Haha, this may be really confusing but you'll see what I mean when you've played for a while.

red7flag
Feb-08-2006, 8:47am
When I first bought a mando, I got home and realized I didn't even know how to tune it. I looked at the cheesy book I bought at the music store. First string G, ok, next is D, ok that is a 5th, next is A another 5th, and last E, omg it is a "Circle of the 5th" (Actually learned about the "Circle of the 5ths" form a workshop given by banjo great Bill Keith. The idea is that if you start with any note and go to the fifth, then to the fifth of that note and on and on, you will get back to the original note, hense a circle). I was like a kid a Christmas. As I have played more. I realize how easy it is to play songs in different keys on the mando. How easy it is to figure out scales in different keys. If you need help with that. There are some great threads here on the Cafe, just use the search engine or go to Ted's great website jazzmando.com . I hope this helps.
Tony

lbracale
Feb-08-2006, 8:40pm
A lot of you are talking about playing guitar and mando, so here's something crazy to post...I play piano and I am trying to learn the mando. I got one this past Christmas. I'm not sure if I should learn to play by ear or theory. I dont know if I should be playing scales first, learning chords, or just reading and play tab.

http://www.mandolincafe.net/iB_html/non-cgi/emoticons/coffee.gif

gnelson651
Feb-09-2006, 4:41am
I'm not sure if I should learn to play by ear or theory. I dont #know if I should be playing scales first, learning chords, or just reading and play tab.

http://www.mandolincafe.net/iB_html/non-cgi/emoticons/coffee.gif
Yes to all.

I am guessing by "theory" you mean standard notation.Since you play the piano, I assume you already read music, you just need to translate it to the mandolin fretboard. #I prefer standard notation because I use sheet music in my church band and mandoin ensemble.

Play by ear easy songs you know, "Happy Birthday" "Come Around the Mountain," etc. Don't worry right now what key you're in, just explore the fretboard in the first position to find a simple song.

On scales, work around the open strings. Start with the G scale, D scale, and A scale.(don't worry about the E scale yet). These are the primary scales for fiddle tunes. Try learning Aonzo Family Scales (http://www.mandozine.com/index.php/techniques/techinfo/aonzo_family_scales/). Later, get a scale book

Learn the two finger chords (http://www.mandolincafe.com/two.html) and get a chord book for other variations of chords. Be sure to learn the chords along with the melody of a song.

Learn fiddle tunes either by tab or standard notation. Get a beginning violin book to start to learn standard notation for the mandolin. These cost around $6.00, or you can get a Suzuki book for about $15. For the songs themselves, try "You Can Teach Yourself Fiddling" by Craig Duncan #for about $11.00.

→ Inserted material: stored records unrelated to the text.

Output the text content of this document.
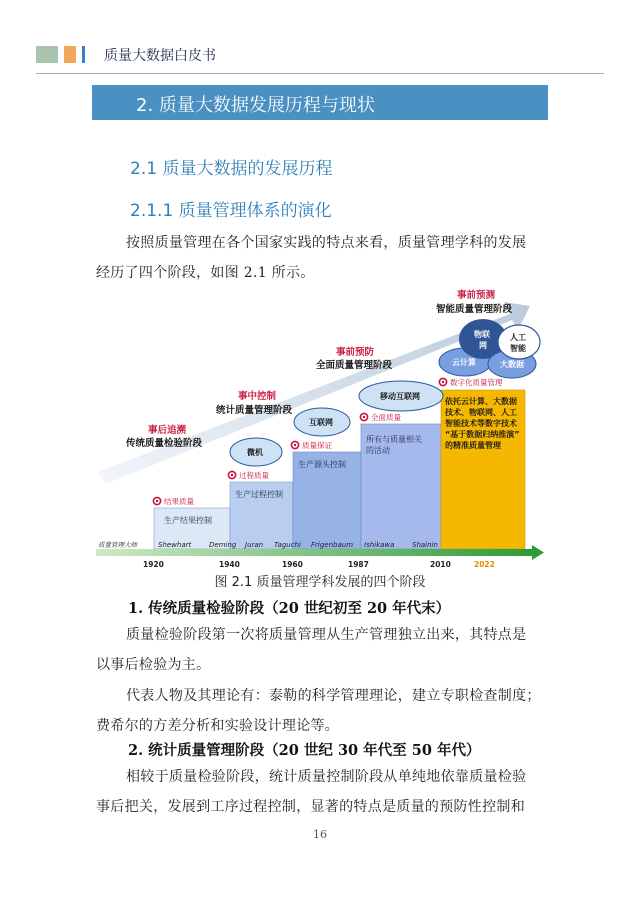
质量大数据白皮书
2. 质量大数据发展历程与现状
2.1 质量大数据的发展历程
2.1.1 质量管理体系的演化
按照质量管理在各个国家实践的特点来看，质量管理学科的发展
经历了四个阶段，如图 2.1 所示。
生产结果控制
生产过程控制
生产源头控制
所有与质量相关
的活动
依托云计算、大数据
技术、物联网、人工
智能技术等数字技术
“基于数据归纳推演”
的精准质量管理
结果质量
过程质量
质量保证
全面质量
数字化质量管理
事后追溯
传统质量检验阶段
事中控制
统计质量管理阶段
事前预防
全面质量管理阶段
事前预测
智能质量管理阶段
微机
互联网
移动互联网
云计算
物联
网
大数据
人工
智能
质量管理大师	Shewhart	Deming Juran Taguchi Frigenbaum Ishikawa	Shainin
1920	1940	1960	1987	2010	2022
图 2.1 质量管理学科发展的四个阶段
1. 传统质量检验阶段（20 世纪初至 20 年代末）
质量检验阶段第一次将质量管理从生产管理独立出来，其特点是
以事后检验为主。
代表人物及其理论有：泰勒的科学管理理论，建立专职检查制度；
费希尔的方差分析和实验设计理论等。
2. 统计质量管理阶段（20 世纪 30 年代至 50 年代）
相较于质量检验阶段，统计质量控制阶段从单纯地依靠质量检验
事后把关，发展到工序过程控制，显著的特点是质量的预防性控制和
16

There are a lot of resources right here on the Cafe, go the the "Techniques" page or "Practice Tunes" page. You will need the free download TablEdit or TEF viewer to view the practice tunes. The software will show the song in both standard notation and tab.

Good luck.

lbracale
Feb-09-2006, 3:47pm
Thanks for the tips. I was out listening to some mando music and I found and Octive Mando, Mandacello...they sound way different. I like the Octive Mando, it has more bottom to it. Should I assume that all of these Mando's are played close in the same way?